Economists react to August export data: Numbers better but tough road ahead

A container ship docks at PSA's Tanjong Pagar terminal in Singapore on Sept 9, 2016.
A container ship docks at PSA's Tanjong Pagar terminal in Singapore on Sept 9, 2016. PHOTO: REUTERS

SINGAPORE - Singapore's non-oil domestic exports (NODX) posted no growth in August from a year earlier but this was better than analysts expected and a big improvement from the 10.6 per cent slide suffered in July.

Month on month though, shipments fell 1.9 per cent in August, after a similar contraction in July, official figures out on Friday (Sept 16) showed.

Six of Singapore's top 10 export markets saw growth in August, led by Taiwan, Hong Kong and the United States.

But sales fell most to the European Union, where they sank 31.5 per cent year-on-year. Shipments to China - Singapore's single biggest export market - declined 5.4 per cent year-on-year in August, much less than the 16.6 per cent tumble in July.

UOB economist Francis Tan: On track to recovery but no certainty of one

The trend of a better export picture in August compared to July was also exhibited in the recent export numbers released in China and Indonesia.

Zooming into Singapore's export data (since 2009), it appears that NODX is on track to a recovery.

That said, the data trend does not imply certainty that Singapore's trade numbers will get stronger. Should there be a large economic/financial shock, it may still change this improving path.

We maintain our full year NODX growth forecast of a contraction of 2.5 per cent. This implies that NODX over the next four months should average a growth of 2.0 per cent, compared to the average 4.7 per cent year on year decline in the first 8 months of this year.

OCBC Bank head of treasury research & strategy Selena Ling: Choppy road ahead

NODX performance is likely to stabilise but remain choppy in the months ahead. The modest pick-up in US economy, mitigated by sluggish growth in the Eurozone and Japan, and continued deceleration in China, point to a greater reliance on regional trade momentum driven by domestic demand at this juncture.

We tip 2016 NODX growth to be -4 per cent year-on-year, with the year-to-date currently running at -4.1 per cent.

SIM Global Education senior lecturer Dr Tan Khay Boon: No meaningful recovery in near future

In the midst of a weak external environment, less negative news can be considered positive. The flat NODX growth year-on-year for August 2016 in contrast with a double-digit decline in July 2016 can be considered an improvement. However, sustainability is an issue as the month-on-month data is still declining.

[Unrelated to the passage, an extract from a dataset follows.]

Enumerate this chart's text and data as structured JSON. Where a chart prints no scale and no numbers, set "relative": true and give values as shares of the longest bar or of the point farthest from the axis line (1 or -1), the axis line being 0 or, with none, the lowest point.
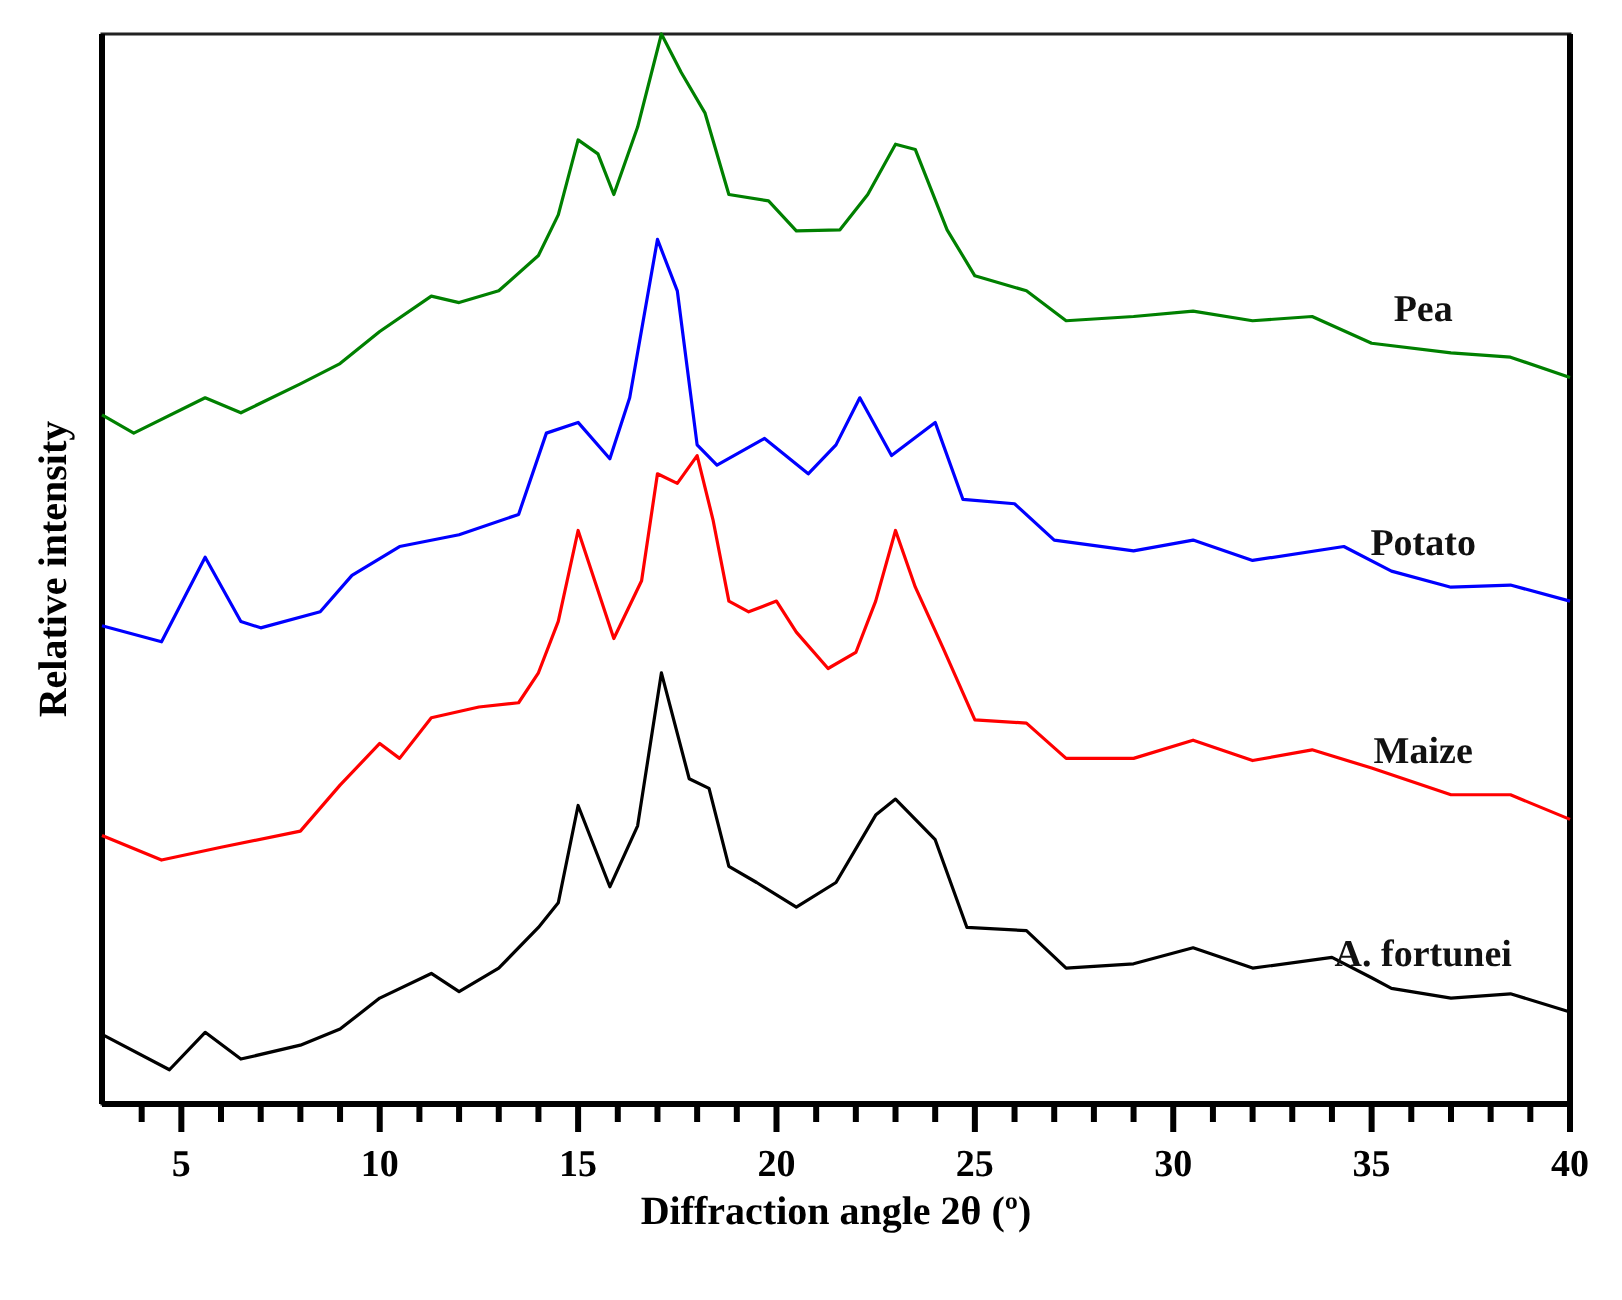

With growth in China continuing to be moderate, US growth still uneven and the EU outlook remaining weak and doubtful partly due to Brexit, there is simply no positive stimulus that can bring about a meaningful recovery in the export performance of Singapore in the near future.

Low oil prices, possible higher interest rates and stronger protectionist views in the global economy are likely to be the three main negative factors to the growth of Singapore.